El caradura del ex marido –ya que sabía de sobra que esas cantidades le correspondían a él– acudió al TS que le ha dado en todos los dientes. El TS recuerda que no se discute que la hipoteca debió ser asumida a partes iguales ni que el plazo de prescripción aplicable es el general de cinco años, sino que el meollo en este caso es determinar cuándo comienza a contar dicha prescripción. El 1.969 CC señala que “se contará desde el día en que pudieron ejercitarse” esas acciones y el mismo CC impone a los cónyuges, independientemente del régimen económico matrimonial, ayudarse mutuamente y actuar en interés de la familia, por lo que el que hubiera aportado caudales propios para la satisfacción de necesidades comunes tendrá derecho a ser reintegrado según su régimen matrimonial.

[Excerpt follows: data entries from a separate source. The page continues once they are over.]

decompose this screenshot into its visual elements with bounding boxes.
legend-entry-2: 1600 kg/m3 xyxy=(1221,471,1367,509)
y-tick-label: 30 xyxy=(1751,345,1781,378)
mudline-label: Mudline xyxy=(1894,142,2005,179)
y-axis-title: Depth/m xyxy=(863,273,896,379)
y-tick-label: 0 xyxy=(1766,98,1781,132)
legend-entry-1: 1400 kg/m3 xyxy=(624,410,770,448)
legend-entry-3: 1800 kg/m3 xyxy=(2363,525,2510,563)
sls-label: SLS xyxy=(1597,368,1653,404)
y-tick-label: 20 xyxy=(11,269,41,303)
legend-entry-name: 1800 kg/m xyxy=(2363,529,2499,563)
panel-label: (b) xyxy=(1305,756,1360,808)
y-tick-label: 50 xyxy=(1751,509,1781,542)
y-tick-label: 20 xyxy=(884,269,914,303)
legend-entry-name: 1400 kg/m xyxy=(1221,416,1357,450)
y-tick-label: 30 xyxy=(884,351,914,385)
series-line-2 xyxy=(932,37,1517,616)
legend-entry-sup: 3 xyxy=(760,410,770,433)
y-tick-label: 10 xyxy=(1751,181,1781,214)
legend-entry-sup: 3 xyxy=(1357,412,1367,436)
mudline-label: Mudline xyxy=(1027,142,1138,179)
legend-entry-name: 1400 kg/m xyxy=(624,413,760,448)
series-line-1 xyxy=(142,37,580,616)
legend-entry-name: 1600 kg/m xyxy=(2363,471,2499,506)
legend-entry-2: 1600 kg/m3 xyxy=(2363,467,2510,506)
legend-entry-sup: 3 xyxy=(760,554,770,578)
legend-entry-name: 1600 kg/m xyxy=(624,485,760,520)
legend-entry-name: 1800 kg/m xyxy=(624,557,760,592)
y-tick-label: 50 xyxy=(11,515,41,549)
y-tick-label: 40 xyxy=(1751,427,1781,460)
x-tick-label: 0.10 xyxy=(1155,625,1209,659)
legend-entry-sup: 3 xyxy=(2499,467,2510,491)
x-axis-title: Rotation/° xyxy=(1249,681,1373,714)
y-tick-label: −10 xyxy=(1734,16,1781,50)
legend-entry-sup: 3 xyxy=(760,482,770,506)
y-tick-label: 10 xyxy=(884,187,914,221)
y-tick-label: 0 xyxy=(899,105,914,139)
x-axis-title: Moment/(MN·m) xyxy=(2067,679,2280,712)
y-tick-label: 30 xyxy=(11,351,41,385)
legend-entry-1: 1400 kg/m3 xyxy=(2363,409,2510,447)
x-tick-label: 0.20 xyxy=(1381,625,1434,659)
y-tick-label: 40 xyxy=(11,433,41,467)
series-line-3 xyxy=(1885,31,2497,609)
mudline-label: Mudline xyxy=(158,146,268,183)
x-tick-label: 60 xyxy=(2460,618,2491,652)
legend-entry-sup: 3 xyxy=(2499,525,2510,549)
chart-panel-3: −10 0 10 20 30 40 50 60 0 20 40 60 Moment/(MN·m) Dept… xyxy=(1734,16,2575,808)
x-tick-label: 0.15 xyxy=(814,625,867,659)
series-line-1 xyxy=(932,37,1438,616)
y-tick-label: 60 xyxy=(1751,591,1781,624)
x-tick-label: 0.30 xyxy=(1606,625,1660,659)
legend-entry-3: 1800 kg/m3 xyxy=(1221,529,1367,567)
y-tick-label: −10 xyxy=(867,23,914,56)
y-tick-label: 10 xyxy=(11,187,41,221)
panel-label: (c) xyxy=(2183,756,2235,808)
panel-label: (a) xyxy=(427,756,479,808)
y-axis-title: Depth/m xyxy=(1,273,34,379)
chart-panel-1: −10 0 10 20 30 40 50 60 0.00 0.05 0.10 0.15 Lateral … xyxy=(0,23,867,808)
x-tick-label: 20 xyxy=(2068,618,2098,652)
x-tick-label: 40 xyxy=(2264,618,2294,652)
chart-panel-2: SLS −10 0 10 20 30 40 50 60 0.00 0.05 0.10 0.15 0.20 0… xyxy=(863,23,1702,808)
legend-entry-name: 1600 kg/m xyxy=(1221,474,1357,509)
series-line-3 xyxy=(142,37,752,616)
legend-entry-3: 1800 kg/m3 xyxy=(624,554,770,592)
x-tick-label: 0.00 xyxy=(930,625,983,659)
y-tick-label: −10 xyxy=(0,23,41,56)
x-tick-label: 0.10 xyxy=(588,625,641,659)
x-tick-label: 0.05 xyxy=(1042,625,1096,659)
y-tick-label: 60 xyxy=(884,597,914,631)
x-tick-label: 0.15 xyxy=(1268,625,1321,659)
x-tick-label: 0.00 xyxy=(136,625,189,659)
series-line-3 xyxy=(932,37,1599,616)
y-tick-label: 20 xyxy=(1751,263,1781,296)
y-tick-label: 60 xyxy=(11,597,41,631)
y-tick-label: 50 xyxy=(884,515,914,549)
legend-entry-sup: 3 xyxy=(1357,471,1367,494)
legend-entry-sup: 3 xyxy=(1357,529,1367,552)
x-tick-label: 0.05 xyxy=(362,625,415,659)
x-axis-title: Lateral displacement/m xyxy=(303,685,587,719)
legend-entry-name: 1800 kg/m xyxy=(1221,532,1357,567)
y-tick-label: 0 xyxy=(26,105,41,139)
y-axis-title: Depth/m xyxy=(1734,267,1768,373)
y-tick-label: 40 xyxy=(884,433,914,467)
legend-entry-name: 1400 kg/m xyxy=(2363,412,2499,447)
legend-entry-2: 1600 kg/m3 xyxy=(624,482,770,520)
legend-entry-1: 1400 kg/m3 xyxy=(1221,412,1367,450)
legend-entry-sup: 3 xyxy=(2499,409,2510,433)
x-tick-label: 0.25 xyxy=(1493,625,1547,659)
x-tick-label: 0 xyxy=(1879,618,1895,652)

El TS arranca señalando que no parece razonable que el plazo de prescripción para el ejercicio de la acción de reclamación comience a correr cuando ambos siguen haciendo vida en común con vocación indefinida, para precisar que ese “plazo no pueda empezar a computarse sino a partir de la disolución del matrimonio o, en su caso, del momento en que tuvo lugar la separación de hecho definitiva … Quiere esto decir que el matrimonio hace surgir entre los cónyuges una serie de conexiones o vínculos que, al margen del régimen económico matrimonial de que se trate, se traducen o pueden traducirse en relaciones negociales o patrimoniales […] que inciden en el ejercicio de los derechos que pudieran corresponder a uno frente otro y cuya reclamación queda en suspenso mientras no se proceda a su liquidación o, en su caso, se disuelva el vínculo o se produzca un cese prolongado de la convivencia”.
En definitiva, que cuando ella presentó la reclamación, en 2021, no habían pasado los cinco años de prescripción desde la separación definitiva que fue en junio de 2018, ratificando la decisión de la AP de que el ex marido debía reintegrar el total de los 22.797€ pagados de más. Esta STS pone cordura a este tipo de reclamaciones entre parejas donde lo importante no es la fecha del pago reclamado, sino la de la separación de hecho definitiva o la de la disolución del matrimonio. La cuenta atrás de los 5 años de prescripción comienza a correr «a partir de la disolución del matrimonio o, en su caso, del momento en que tuvo lugar la separación de hecho definitiva«.